I most definitely haven’t been a good wife. When I am stressed, sad and angry at life, or even when I am frustrated with my daughter, I have to take it out on someone. I obviously can’t take it out on my daughter and I don’t have life’s email or phone number, so the back-up choice has been my husband. Fortunately I picked a partner who doesn’t usually feel the need to take his frustrations out on anyone, but who understands me enough to know that I do. And so he lets me. Usually.
And out of everyone, the person I have treated the worst is myself. I have stopped exercising, managed to take stress-eating to whole new level of disgusting, and some days have decided to forgo even the most basic levels of general hygiene (I guess I should apologize to my husband for that one too.) And as a general warning to anyone who encounters me on the street, I am prone to break down in tears for no reason, and just as likely to start muttering to myself in a scream-whisper. Oh yeah, and there’s a strong chance that I will be wearing a dirty bathrobe. At first I thought I might be pregnant. Now, I realize that I have slowly been losing my mind.
But things are looking up. My daughter is finally recovering from the latest installment of Outbreak 2012, hopefully this time for longer than a day or two. So, there will be no more excuses. No more of the selfish friend who only talks about herself. No more of the wife whose husband is slightly afraid he will wake up in the middle of the night to find her standing over him with a butter knife. No more main-lining red wine/coffee/entire sleeves of Oreos. No more half-assed work. No more depressing blogs (for now). No more messy house…Ok, ok. Who I am kidding? I have a toddler. The house will always be messy. Deal with it… or you may wake up to find me standing over you with a butter knife.

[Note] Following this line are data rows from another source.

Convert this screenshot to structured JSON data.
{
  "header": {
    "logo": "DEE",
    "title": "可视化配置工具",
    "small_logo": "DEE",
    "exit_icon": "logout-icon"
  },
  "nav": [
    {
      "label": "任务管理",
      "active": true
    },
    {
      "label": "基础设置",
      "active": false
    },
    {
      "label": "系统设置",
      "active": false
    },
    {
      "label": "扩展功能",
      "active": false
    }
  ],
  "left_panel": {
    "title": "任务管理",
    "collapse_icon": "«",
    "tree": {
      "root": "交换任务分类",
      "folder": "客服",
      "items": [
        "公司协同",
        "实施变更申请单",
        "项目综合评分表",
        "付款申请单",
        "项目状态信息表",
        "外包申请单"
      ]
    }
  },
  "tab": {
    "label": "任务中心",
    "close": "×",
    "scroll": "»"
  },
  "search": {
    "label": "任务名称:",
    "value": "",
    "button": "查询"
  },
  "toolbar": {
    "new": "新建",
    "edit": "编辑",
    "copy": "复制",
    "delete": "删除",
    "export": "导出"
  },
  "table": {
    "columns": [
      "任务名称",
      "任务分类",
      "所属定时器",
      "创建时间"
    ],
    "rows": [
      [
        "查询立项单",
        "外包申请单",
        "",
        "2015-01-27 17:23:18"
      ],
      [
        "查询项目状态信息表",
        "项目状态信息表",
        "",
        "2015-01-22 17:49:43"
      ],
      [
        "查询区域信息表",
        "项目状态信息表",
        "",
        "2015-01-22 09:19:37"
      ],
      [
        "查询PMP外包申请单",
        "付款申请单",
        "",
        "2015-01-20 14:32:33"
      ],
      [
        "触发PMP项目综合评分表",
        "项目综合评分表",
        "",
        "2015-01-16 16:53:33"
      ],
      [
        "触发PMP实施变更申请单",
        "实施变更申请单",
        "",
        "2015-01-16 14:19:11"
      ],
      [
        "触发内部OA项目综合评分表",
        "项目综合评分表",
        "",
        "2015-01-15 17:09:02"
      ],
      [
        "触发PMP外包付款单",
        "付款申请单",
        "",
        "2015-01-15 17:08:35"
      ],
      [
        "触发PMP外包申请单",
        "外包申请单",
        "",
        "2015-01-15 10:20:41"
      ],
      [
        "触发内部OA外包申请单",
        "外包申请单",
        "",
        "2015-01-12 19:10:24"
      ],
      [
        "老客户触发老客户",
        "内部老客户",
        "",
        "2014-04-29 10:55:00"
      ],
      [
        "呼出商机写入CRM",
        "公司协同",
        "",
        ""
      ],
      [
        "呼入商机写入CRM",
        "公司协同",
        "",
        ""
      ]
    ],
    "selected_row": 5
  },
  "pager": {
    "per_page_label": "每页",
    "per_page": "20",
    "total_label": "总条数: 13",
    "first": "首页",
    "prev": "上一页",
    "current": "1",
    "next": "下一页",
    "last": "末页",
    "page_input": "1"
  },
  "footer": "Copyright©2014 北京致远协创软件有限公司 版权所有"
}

I swear that being a parent is the craziest roller coaster in the world.
My daughter is sick yet again, for the third week out of four weeks. This time with a nasty cold and again with a fever hitting above 104. She was up at midnight night crying inconsolably. Probably because she was tired but couldn’t sleep, scared because she couldn’t breathe, and angry because Mama couldn’t fix it. She was screaming and crying, and I was crying because I couldn’t help her. And I was tired because I haven’t once slept through the night in the past month. And it was midnight. And I was thinking, “I don’t know if I can do this anymore.”
Then, morning came. And the sun was shining. And my daughter woke up feeling a bit better. And she hugged me tight and said “Lub you” in her little, hoarse, stuffy-nosed voice. And I thought, “I don’t know what I ever did before this.”
My daughter is sick, yet again. Fever spiked up to 105.7 last night. Hives covering her entire body including her face, and it makes me want to weep every time I look at her. No sleep for many nights due to fever and hives. One car with a busted transmission even though it only has 60,000 miles. The other car I used to sideswipe a parked car in the street in front of the doctor’s office today. Hey, my sick daughter was crying in the back and did I mention I am tired.
All I can say is that life is being a real dick right now. So if I don’t return phone calls or clean my house, or if I polish off an entire bags of chips in one sitting (hypothetically of course) or yell at inanimate objects (also hypothetically)… don’t blame me, blame life.